Psychoactive drugs can help many mental-illness sufferers lead productive lives, but the problem in Japan seems to be that doctors aren’t knowledgeable enough about medications to dispense them effectively. One physician interviewed by the paper said that postpartum depression is usually not serious enough to warrant medication, especially three different types at the same time, and in any case psychiatrists should observe patients for at least two weeks before prescribing anything. Most, however, give out drugs on the first visit.

The GSK suit highlighted the role of money, and money certainly has something to do with how readily Japanese doctors prescribe psychoactive drugs. Counseling, which is supposed to go hand-in-hand with medication, is not cost-effective for doctors who belong to the national insurance system, which recompenses a psychiatrist ¥5,000 for the first 30-minute consultation. With subsequent sessions, payments get smaller, to the point where the doctor will only receive ¥3,300 for a consultation that lasts between five and 30 minutes. In such a situation, there is no financial incentive to talk to a patient for more than five minutes, but in any case psychiatrists who are serious about counseling usually don’t belong to the health insurance system. They just charge patients what they want and the patient pays 100 percent. So even if doctors don’t directly make money off the drugs they prescribe, medication is an easier means of tackling the problem.

This attitude seems to have pervaded the general population. A recent edition of NHK’s in-depth news show, “Closeup Gendai,” looked at the proliferation of psychoactive drugs in the treatment of children who have difficulties in school. The announcer prefaced the report with a disclaimer that it is not NHK’s intent to “deny the benefits of drugs” in the treatment of mental and behavioral disorders, but what followed was provocative.

The program reported that the number of people under the age of 20 being treated with psychoactive drugs increased from 80,000 in 1997 to 150,000 in 2009. What was shocking is that 39 percent of the children on these medications started taking them prior to entering elementary school and 36 percent started between first and third grade.

Dr. Norihiko Ishikawa, a guest on the program, pointed out that there is no real clinical consensus on how most of these drugs affect developing brains, but the dominant trend in all disciplines is for early diagnosis and early treatment. Medical institutions are pressured to nip burgeoning mental and behavioral problems in the bud.

Moreover, schools understand that these drugs are available and pressure parents of students with perceived developmental disorders to seek treatment, which means medication. One parent told NHK that her son’s school wouldn’t let him attend classes after she decided unilaterally to take him off his meds, which she felt was doing him more harm than good.

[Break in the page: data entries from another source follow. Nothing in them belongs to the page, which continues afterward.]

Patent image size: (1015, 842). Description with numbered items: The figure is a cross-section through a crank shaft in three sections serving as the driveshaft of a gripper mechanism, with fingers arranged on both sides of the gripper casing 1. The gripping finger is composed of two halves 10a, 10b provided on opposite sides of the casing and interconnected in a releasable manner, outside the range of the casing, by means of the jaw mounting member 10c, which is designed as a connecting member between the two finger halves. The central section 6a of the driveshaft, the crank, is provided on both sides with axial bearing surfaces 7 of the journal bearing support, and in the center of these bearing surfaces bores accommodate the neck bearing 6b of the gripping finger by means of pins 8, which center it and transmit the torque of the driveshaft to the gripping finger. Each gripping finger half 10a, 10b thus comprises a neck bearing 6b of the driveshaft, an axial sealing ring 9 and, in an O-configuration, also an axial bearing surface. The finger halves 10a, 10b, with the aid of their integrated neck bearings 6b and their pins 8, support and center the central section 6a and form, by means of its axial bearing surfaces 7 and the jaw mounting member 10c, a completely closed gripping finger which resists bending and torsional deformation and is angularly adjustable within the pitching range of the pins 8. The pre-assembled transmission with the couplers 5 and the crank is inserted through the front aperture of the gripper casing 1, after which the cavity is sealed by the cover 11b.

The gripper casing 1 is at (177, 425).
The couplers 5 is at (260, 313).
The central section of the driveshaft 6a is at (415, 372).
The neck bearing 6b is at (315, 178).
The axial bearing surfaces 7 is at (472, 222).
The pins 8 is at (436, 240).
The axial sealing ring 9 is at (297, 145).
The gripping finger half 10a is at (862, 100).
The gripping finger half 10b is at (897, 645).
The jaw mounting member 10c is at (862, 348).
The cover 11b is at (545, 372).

Not all psychiatrists rely on drugs, but what used to be called the “talking cure” never caught on in Japan. Similarly, mental illness has traditionally been treated as an inpatient matter, and Japan has per capita one of the largest mental-institution populations in the world. In such a clinical environment pharmaceuticals leap-frogged analysis as a treatment option. Japan went from the snake pit to Zoloft without even waving at Freud.